China oil quest unlikely to dilute supply-experts
Some U.S. policymakers are concerned that China's pursuit of oil stakes in Venezuela, Canada and Iran could spur tighter markets as prices linger near $54 per barrel, just short of the record-high of $57.60 set by U.S. light crude oil March 17.
Guy Caruso, head of the U.S. Energy Information Administration, said such concerns are "probably overblown," and that China will only get a relatively small amount of its total supply from overseas projects.
"I'm not worried that (China) will somehow edge out investment dollars" from other international oil companies, Caruso said at a conference at the Center for Strategic and International Studies on China oil demand.
Rampant oil demand from China, the world's second-largest consumer behind the United States, caught oil market analysts off guard in 2004.
Chinese oil demand, pegged at 6.4 million bpd last year, is forecast by the International Energy Agency to grow 7.9 percent this year, down from 15.6 percent a year ago.
Chinese oil firms like CNOOC Ltd., China National Petroleum Corp. and Sinopec Group have pursued projects in Canada, Venezuela and elsewhere, venturing to nations like Iran and Sudan that are off-limits to U.S. majors because of government sanctions.

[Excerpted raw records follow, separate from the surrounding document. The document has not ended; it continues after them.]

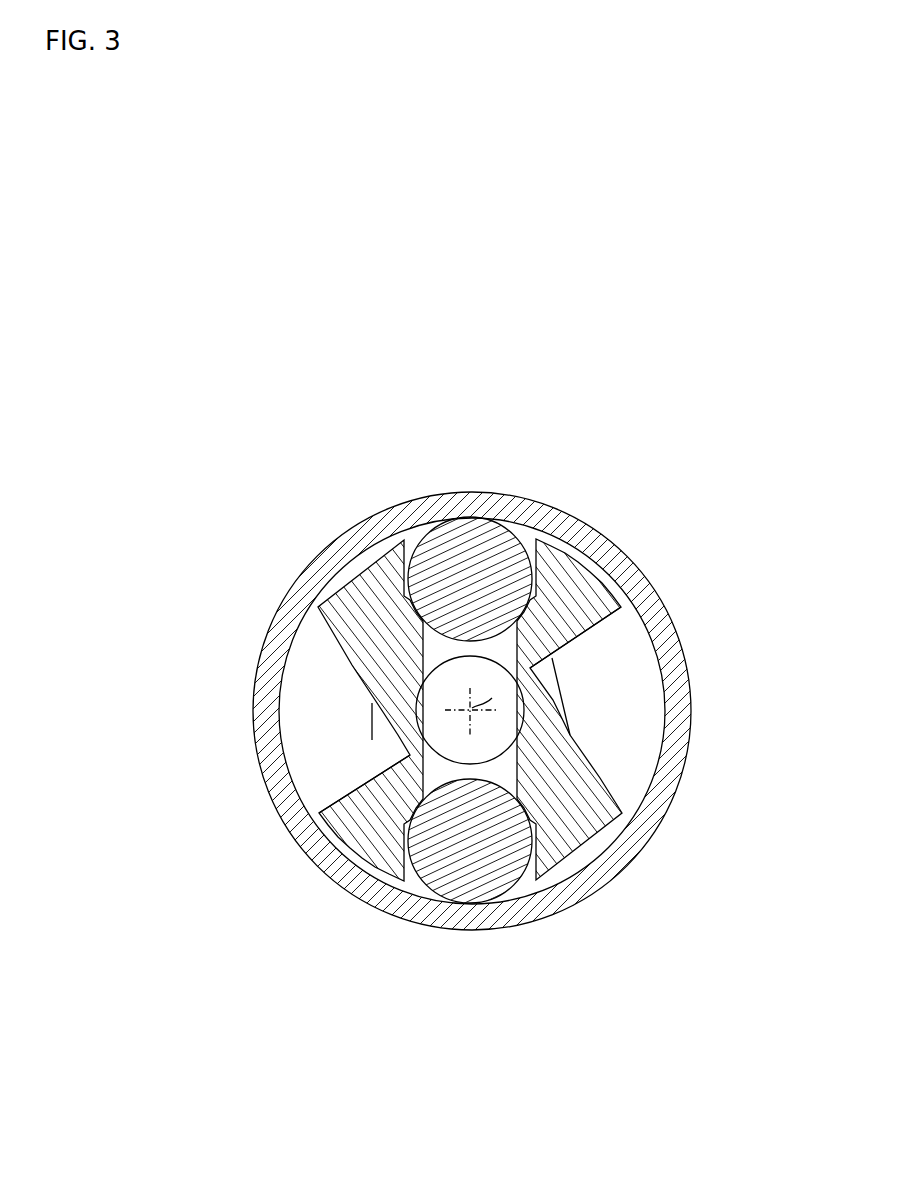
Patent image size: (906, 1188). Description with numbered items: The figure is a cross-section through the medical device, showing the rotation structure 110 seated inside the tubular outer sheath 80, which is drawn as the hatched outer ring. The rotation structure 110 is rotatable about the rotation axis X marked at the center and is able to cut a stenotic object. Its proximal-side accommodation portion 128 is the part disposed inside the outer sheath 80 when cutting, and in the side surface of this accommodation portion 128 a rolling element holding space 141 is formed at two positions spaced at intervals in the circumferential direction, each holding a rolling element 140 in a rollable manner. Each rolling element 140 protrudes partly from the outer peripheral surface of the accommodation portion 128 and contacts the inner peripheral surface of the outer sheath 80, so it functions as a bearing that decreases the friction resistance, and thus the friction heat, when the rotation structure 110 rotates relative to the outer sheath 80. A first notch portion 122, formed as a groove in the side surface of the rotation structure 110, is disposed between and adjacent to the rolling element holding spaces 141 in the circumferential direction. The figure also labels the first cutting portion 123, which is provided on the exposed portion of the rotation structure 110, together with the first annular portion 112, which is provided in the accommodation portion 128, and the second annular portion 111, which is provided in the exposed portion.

The outer sheath 80 is at (678, 656).
The rotation structure 110 is at (586, 560).
The second annular portion 111 is at (372, 740).
The first annular portion 112 is at (357, 565).
The first notch portion 122 is at (352, 670).
The first cutting portion 123 is at (621, 607).
The accommodation portion 128 is at (335, 593).
The rolling element 140 is at (455, 543).
The rolling element holding space 141 is at (527, 538).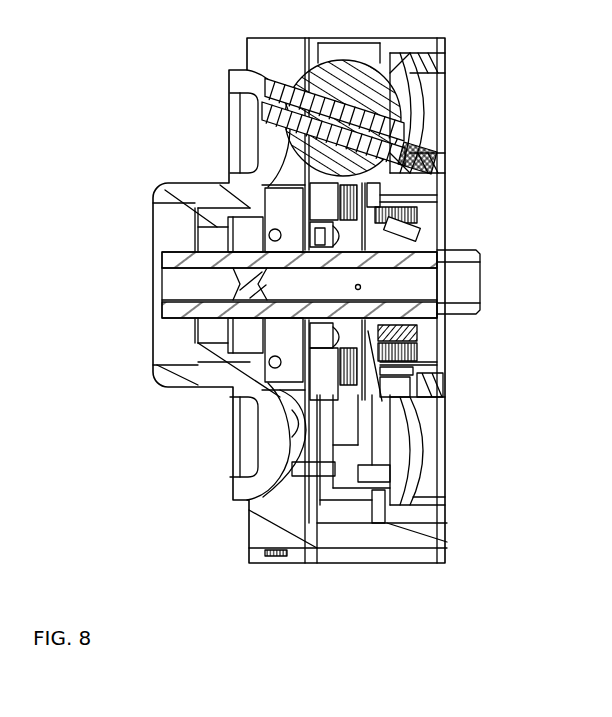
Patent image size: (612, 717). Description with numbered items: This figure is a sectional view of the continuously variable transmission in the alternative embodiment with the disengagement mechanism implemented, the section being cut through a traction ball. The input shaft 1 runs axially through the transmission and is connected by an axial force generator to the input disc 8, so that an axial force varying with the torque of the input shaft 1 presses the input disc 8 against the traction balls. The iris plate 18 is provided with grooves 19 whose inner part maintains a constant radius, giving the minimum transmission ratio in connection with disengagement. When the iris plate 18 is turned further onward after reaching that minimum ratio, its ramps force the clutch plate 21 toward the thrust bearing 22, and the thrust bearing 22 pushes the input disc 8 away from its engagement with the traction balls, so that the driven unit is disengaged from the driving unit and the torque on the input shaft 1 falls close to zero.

Such companies will likely continue their global energy quest even though they will likely rack up billion-dollar losses in the process, said Jeffrey Logan, a China expert at the International Energy Agency.
"It's not like the Chinese will strangle-hold the market," Logan said. "They have a limited amount of influence and have to spend a tremendous amount of money to get it."
Equity oil projects in Sudan and elsewhere, where Chinese firms take a percentage of a field's production as payment, account for about 350,000 barrels per day, or 15 percent, of its imports.
If Chinese state-owned companies meet their goal of growing overseas equity shipments by 8 percent a year, they could control only 2 percent of global oil supply by 2020 at best, Logan said.
China is looking to use its $600 billion in foreign currency reserves for overseas ventures in oil, copper and other minerals rather than plowing them into overheated domestic markets where bad loans abound, Logan said.
It's unclear whether Chinese nationals will take to heart lessons learned by Japan's national oil firms, which lost billions of dollars pursuing global projects only to come up nearly empty-handed after two decades, he said.